ESTREÑIMIENTO: Suele aparecer entre los 2 y los 5 años. Cuando se vuelve crónica, la retención puede durar hasta 10 días, terminando en una defecación dolorosa. Es frecuente que aparezcan manchas en la ropa interior debido a una secreción por reflujo. A veces aparece tras el nacimiento de un hermano. Las madres de estos niños suelen tener conflictos relacionados con las tendencias "sucias". Debe animarse a estas madres a que dejen que su hijo juegue y se ensucie con tierra, arcilla o pintura.

ENURESIS: Consiste en una incontinencia de orina (el niño se orina en su ropa interior). Puede ser primaria, cuando nunca ha llegado a controlar su emisión de orina, y secundaria, cuando ya había desarrollado el control de los esfínteres, pero ha vuelto a orinarse después. Se considera un síntoma benigno que tiende a desaparecer con la pubertad. Se puede dar tanto en niños sin grandes problemas, como en niños que presentan un retraso mental o alteraciones psicóticas. Así pues, este síntoma no es específico, aunque a menudo se acompaña de otros síntomas que son los que indican la existencia de un problema. Durante el sueño, la producción de orina disminuye, aunque no en el niño enurético. Sólo existen causas orgánicas en el 5 % de los casos. La incontinencia nocturna (orinarse en la cama mientras duerme) es más frecuente que la diurna. Suele ser una manera de oponerse a los padres y de manipular el entorno. No es raro que aparezca cuando la madre acaba de tener otro niño, con el que el hermano mayor se identifica y quiere eliminar. En esta clase de familias se encuentra a menudo un clima de hiperestimulación sexual. Los padres provocan contactos corporales demasiado excitantes para el niño.

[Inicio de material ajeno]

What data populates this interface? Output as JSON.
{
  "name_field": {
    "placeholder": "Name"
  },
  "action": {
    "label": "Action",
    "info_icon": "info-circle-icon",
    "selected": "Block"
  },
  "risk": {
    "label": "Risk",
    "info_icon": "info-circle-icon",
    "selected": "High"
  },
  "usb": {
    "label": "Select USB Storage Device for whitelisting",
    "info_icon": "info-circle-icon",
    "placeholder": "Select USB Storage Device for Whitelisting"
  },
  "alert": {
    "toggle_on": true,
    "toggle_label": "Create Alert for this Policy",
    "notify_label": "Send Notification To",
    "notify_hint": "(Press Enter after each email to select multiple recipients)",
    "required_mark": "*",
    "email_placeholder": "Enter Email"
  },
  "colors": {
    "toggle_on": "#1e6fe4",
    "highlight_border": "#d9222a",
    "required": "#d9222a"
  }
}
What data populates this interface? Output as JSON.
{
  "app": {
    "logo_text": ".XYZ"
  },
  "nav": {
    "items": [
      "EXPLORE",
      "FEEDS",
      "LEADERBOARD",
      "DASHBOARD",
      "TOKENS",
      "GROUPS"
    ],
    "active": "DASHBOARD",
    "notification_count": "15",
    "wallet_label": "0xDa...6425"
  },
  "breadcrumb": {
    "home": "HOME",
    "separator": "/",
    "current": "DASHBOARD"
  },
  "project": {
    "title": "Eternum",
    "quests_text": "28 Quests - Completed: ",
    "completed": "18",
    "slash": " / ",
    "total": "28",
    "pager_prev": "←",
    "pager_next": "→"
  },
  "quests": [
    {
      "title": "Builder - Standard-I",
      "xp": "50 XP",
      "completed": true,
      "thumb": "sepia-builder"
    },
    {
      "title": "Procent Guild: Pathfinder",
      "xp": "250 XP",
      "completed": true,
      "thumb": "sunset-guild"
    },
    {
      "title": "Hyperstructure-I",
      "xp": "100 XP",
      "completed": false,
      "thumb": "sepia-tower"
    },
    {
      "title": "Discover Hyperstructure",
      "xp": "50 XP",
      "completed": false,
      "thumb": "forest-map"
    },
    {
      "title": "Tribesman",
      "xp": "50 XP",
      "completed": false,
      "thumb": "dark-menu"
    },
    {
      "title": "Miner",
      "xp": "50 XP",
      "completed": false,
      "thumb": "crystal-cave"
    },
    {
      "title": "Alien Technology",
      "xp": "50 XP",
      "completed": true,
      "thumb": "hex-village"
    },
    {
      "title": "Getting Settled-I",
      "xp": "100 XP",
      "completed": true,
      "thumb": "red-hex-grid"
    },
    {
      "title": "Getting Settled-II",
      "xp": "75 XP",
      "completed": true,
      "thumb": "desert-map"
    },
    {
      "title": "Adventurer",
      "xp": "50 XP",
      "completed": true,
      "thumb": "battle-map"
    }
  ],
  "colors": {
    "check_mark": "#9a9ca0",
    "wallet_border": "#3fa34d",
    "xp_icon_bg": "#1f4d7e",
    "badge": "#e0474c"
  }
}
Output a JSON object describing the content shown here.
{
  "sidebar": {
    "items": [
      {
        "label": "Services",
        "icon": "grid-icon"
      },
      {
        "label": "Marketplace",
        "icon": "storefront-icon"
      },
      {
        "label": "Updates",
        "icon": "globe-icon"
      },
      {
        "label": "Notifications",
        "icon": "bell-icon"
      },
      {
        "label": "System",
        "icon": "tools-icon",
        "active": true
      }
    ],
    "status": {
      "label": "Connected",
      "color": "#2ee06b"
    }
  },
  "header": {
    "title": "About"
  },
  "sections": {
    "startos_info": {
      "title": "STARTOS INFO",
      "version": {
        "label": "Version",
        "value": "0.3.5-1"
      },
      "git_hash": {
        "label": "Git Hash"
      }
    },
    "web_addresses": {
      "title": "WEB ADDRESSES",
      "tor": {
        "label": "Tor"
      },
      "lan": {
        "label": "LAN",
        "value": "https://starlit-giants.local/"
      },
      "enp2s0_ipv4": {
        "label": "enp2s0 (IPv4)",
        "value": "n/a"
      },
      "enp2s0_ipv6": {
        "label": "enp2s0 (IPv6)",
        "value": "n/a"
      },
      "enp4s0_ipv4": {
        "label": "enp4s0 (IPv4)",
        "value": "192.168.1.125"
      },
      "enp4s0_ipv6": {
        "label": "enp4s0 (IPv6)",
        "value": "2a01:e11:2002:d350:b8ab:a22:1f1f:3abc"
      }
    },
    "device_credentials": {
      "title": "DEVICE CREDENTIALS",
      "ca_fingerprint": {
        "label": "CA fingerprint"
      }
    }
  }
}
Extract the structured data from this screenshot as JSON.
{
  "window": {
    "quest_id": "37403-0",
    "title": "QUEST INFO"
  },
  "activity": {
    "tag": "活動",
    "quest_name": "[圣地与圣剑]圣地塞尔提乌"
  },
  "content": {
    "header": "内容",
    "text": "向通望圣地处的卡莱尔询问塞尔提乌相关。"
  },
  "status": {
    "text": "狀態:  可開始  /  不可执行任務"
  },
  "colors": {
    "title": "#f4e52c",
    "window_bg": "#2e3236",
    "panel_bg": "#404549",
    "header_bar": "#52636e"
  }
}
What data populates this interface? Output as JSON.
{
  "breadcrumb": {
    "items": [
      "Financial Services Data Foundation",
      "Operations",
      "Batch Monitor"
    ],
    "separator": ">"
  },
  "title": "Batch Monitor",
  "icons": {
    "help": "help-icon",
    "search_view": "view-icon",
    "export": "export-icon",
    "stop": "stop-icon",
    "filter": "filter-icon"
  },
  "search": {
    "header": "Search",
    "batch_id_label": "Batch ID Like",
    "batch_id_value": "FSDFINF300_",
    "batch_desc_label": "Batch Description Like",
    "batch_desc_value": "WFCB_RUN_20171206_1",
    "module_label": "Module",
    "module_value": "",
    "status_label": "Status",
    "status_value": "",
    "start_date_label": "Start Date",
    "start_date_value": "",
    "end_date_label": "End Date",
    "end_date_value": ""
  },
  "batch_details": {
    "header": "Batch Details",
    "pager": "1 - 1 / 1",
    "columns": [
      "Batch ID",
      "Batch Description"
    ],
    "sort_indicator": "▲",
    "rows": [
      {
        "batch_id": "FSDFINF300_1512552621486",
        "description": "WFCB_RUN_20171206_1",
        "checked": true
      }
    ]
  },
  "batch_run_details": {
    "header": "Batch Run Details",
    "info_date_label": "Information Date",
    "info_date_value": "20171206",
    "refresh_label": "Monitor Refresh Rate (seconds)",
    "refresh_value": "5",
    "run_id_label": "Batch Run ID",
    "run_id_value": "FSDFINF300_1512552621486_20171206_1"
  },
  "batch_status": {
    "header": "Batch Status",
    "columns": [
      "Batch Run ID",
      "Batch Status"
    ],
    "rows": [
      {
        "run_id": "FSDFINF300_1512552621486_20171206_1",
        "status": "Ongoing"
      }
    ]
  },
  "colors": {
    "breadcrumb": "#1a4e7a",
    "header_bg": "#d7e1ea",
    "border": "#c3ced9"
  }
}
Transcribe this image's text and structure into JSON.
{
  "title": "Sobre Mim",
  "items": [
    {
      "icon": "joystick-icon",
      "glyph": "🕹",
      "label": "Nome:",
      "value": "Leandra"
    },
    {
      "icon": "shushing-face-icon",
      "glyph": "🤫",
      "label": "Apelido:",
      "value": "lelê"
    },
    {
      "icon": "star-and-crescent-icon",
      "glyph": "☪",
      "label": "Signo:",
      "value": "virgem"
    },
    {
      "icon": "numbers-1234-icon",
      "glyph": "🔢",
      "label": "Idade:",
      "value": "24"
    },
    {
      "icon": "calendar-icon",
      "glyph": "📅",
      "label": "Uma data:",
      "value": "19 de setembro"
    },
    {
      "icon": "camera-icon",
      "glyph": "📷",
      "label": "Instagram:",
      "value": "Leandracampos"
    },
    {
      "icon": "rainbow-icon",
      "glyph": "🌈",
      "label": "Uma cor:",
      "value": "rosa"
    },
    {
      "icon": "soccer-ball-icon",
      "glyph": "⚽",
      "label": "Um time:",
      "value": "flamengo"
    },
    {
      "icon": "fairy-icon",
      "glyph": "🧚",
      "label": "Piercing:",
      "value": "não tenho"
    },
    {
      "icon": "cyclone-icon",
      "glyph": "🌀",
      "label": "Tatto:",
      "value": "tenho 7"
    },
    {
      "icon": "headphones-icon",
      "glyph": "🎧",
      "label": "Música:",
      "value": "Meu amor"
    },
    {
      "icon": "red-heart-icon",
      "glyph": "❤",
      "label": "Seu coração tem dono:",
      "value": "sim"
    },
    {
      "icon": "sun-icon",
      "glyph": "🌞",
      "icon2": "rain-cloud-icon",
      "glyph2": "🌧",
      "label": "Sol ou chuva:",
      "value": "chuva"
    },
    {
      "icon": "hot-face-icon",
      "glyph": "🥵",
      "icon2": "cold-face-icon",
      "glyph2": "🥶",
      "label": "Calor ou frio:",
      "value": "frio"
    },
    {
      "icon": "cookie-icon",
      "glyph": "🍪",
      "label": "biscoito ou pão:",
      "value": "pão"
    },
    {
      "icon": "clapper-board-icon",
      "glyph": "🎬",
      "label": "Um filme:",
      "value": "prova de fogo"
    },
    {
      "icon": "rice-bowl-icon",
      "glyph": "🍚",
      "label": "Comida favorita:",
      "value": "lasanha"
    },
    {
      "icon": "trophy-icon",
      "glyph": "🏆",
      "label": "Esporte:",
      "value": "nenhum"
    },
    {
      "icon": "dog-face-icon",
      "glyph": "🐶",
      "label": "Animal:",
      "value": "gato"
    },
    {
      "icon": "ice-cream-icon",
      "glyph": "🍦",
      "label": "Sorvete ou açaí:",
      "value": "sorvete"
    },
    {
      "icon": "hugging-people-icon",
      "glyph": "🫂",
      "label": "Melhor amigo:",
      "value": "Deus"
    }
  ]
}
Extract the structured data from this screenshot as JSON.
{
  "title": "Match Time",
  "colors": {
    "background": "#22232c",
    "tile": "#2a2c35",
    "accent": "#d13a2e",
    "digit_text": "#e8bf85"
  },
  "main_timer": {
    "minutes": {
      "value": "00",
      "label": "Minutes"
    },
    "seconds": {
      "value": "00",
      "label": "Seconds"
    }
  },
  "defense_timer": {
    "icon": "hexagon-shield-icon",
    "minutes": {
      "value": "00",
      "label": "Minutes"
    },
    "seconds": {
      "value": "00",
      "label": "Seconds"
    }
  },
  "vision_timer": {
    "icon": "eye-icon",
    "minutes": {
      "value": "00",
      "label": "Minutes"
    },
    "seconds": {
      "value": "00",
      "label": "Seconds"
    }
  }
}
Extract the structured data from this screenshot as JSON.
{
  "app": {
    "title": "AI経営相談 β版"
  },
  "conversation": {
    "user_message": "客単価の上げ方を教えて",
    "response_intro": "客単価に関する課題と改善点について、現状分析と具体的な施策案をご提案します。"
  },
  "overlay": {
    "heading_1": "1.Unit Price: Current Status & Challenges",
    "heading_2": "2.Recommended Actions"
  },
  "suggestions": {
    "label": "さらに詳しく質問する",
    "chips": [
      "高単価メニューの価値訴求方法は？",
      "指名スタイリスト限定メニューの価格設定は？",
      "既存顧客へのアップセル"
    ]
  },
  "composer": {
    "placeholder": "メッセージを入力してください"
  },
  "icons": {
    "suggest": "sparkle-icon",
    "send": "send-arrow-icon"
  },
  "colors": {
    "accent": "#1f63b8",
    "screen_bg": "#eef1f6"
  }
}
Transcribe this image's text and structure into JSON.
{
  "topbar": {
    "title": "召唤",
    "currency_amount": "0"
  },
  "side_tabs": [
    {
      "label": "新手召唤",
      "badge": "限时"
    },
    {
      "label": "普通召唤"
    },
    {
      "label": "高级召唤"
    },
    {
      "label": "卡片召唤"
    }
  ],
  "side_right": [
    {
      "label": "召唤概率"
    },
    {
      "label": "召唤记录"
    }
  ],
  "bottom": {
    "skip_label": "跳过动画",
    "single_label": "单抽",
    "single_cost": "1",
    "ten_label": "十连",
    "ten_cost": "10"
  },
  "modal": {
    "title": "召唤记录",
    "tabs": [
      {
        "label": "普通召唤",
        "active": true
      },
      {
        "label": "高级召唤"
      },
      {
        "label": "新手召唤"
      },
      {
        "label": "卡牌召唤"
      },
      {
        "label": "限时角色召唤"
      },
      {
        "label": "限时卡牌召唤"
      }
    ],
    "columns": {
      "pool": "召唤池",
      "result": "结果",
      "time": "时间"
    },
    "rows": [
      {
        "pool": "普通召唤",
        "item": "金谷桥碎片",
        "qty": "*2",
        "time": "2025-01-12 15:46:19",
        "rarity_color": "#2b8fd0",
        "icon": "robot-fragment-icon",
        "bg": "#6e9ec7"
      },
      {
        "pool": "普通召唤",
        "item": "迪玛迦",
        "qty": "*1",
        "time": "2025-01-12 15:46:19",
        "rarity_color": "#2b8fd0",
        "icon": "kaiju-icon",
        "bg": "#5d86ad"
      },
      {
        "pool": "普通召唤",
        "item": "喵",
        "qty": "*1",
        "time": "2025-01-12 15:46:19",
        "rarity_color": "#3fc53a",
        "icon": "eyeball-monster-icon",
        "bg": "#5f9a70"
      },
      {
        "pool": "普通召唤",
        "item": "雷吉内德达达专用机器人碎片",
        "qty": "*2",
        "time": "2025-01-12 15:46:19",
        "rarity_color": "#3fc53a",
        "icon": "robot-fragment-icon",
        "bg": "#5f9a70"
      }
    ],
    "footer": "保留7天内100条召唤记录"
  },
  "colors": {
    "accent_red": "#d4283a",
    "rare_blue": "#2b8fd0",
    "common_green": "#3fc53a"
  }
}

ENCOPRESIS: Consiste en la evacuación de heces en lugares distintos al retrete, ya sea en la ropa interior o, de manera menos frecuente, en otros lugares de la casa. Al igual que la enuresis, puede ser primaria o secundaria. La encopresis primaria aparece en un niño impulsivo, violento y en una familia mal integrada en la sociedad, cuyas normas de disciplina y control son poco respetadas.

La secundaria sucede a menudo a una frustración: el nacimiento de otro niño, el alejamiento real o emocional de la madre, la entrada al colegio. A menudo se encuentra un aprendizaje del control de la defecación demasiado severo y precoz. La encopresis se convierte en un arma de resistencia pasiva contra la madre y en objeto de luchas. A veces es una forma de protesta agresiva que revela la incapacidad del niño para expresar más abiertamente sus reivindicaciones frente a una madre vista como inalcanzable.


ALOPECIA: En el historial de los niños que sufren alopecia suele encontrarse algún hecho traumático que les ha supuesto la pérdida, real o simbólica, de algo.

La psicoterapia no suele ser suficiente para que el pelo se vaya repoblando, hace falta tratamiento médico básico.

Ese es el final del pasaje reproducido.